Figure 3.3: Windows File Explorer view vs. ArcGIS Catalog view. Note, for example, how the many files that make up the Cities shapefile (as viewed in a Windows file manager environment) appears as a single entry in the Catalog view. This makes it easier to rename the shapefile since it needs to be done only for a single entry in the GIS software (as opposed to renaming the Cities files seven times in the Windows file manager environment).

3.3 Managing a Map Project in ArcGIS

Unlike many other software environments such as word processors and spreadsheets, a GIS map project is not self-contained in a single file. A GIS map consists of many files: ArcGIS’ .aprx file and the various vector and/or raster files used in the map project. The .aprx file only stores information about how the different layers are to be symbolized and the GIS file locations these layers point to.

Because of the complex data structure associated with GIS maps, it’s usually best to store the .aprx and all associated GIS files under a single project directory. Then, when you are ready to share your map project with someone else, just pass along that project folder as is or compressed in a zip or tar file.

Because .aprx map files read data from GIS files, it must know where to find these files on your computer or across the network. There are two ways in which a map document can store the location to the GIS files: as a relative pathname or a full pathname. In older esri GIS applications, like ArcMap, the user had the choice to save a project using relative or full pathnames.

Note that ArcMap is a legacy GIS software replaced by ArcGIS Pro. What follows pertains to the ArcMap software environment and not the ArcGIS Pro software environment.

A relative pathname defines the location of the GIS files relative to the location of the map file on your computer. For example, let’s say that you created a project folder called HW05 under D:/Username/. In that folder, you have an ArcMap map document, Map.aprx (ArcMap GIS files have an .mxd extension and not an .aprx extension). The GIS document displays two layers stored in the GIS files Roads.shp and Cities.shp. In this scenario, the .mxd document and shapefiles are in the same project folder. If you set the Pathnames parameter to “Store relative pathnames to data sources” (accessed from ArcMap’s File >> Map Document Properties menu) ArcMap will not need to know the entire directory structure above the HW05/ folder to find the two shapefiles as illustrated below.

If the “Store relative pathnames to data sources” is not checked in the map’s document properties, then ArcMap will need to know the entire directory structure leading to the HW05/ folder as illustrated below.

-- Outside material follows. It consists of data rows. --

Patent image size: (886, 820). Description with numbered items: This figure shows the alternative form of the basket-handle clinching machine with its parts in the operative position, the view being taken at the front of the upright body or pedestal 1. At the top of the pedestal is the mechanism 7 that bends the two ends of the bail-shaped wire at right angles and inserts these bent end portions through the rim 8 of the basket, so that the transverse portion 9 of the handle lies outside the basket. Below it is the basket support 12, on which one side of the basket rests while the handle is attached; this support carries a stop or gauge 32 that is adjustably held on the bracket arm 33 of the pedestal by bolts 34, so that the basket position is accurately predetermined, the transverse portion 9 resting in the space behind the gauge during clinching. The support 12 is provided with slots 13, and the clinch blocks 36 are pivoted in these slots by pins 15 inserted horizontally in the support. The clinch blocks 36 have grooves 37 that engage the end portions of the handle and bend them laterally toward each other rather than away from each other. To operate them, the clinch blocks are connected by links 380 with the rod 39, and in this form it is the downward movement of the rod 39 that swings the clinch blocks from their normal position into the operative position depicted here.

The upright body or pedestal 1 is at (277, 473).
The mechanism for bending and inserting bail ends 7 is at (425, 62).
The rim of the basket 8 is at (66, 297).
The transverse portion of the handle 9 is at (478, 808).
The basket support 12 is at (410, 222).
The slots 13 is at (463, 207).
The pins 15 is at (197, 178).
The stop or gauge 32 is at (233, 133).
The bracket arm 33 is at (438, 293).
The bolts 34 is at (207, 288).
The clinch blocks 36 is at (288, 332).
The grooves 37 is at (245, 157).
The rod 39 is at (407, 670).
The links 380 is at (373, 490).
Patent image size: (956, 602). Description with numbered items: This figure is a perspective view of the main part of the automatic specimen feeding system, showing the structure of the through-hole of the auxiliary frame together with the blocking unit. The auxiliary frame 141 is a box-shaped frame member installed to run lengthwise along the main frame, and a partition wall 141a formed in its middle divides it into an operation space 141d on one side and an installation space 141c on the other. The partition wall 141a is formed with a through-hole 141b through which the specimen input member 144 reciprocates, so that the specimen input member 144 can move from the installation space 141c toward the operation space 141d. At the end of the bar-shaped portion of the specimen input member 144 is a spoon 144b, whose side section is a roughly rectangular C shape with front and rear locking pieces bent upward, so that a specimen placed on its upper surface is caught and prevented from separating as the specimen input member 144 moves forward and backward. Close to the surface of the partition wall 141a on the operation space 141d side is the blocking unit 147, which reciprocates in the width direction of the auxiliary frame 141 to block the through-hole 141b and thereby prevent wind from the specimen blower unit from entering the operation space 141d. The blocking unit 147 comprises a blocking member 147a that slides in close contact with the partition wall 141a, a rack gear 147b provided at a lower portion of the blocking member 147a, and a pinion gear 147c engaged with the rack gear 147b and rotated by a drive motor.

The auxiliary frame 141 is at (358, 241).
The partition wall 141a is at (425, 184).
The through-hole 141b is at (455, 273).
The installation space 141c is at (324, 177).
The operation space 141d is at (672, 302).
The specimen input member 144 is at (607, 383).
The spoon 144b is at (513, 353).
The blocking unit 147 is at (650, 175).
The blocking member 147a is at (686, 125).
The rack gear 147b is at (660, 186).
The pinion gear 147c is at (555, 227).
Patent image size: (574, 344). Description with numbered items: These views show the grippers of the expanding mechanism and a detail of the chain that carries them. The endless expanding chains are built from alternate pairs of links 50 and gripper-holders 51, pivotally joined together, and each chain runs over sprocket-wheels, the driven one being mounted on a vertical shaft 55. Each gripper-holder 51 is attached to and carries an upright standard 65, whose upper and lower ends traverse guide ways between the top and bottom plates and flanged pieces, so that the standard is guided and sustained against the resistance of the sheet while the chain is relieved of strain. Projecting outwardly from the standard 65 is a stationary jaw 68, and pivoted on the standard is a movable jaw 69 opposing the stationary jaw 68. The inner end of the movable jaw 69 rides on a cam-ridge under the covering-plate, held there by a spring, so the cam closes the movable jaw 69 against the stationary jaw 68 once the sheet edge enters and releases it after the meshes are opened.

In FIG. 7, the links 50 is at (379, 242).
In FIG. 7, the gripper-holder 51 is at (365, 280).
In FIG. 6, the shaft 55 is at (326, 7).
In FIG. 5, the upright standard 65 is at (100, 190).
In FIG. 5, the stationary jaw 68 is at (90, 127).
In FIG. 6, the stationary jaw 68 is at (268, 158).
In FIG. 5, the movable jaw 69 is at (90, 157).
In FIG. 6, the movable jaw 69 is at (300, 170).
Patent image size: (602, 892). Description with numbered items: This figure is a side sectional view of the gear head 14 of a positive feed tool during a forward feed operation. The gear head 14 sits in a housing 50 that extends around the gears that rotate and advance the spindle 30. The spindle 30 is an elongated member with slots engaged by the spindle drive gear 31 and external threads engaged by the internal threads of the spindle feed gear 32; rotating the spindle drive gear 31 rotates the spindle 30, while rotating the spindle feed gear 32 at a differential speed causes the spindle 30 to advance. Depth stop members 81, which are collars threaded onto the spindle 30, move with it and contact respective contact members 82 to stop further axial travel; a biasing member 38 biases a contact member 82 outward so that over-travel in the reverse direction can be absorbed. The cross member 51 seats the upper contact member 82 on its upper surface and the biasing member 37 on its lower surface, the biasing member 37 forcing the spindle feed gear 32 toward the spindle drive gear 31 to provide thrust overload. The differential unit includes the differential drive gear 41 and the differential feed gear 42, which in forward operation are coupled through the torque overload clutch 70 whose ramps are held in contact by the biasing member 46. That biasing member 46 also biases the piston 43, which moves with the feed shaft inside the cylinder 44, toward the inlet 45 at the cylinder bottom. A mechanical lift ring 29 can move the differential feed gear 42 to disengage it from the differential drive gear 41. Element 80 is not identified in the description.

Your choice of full vs relative pathnames matters if you find yourself having to move or copy your project folder to another directory structure. For example, if you share you HW05/ project folder with another user and that user places the project folder under a different directory structure such as C:/User/Jdoe/GIS/, ArcMap will not find the shapefiles if the pathnames is set to full (i.e. the Store relative pathnames option is not checked). This will result in exclamation marks in your map document TOC. This problem can be avoided by making sure that the map document is set to use relative pathnames and by placing all GIS files (raster and vector) in a common project folder.

NOTE: Exclamation marks in your map document indicate that the GIS files are missing or that the directory structure has changed.

In ArcGIS, an exclamation mark next to a layer indicates that the GIS file the layer is pointing to cannot be found.

Figure 3.4: In ArcGIS, an exclamation mark next to a layer indicates that the GIS file the layer is pointing to cannot be found.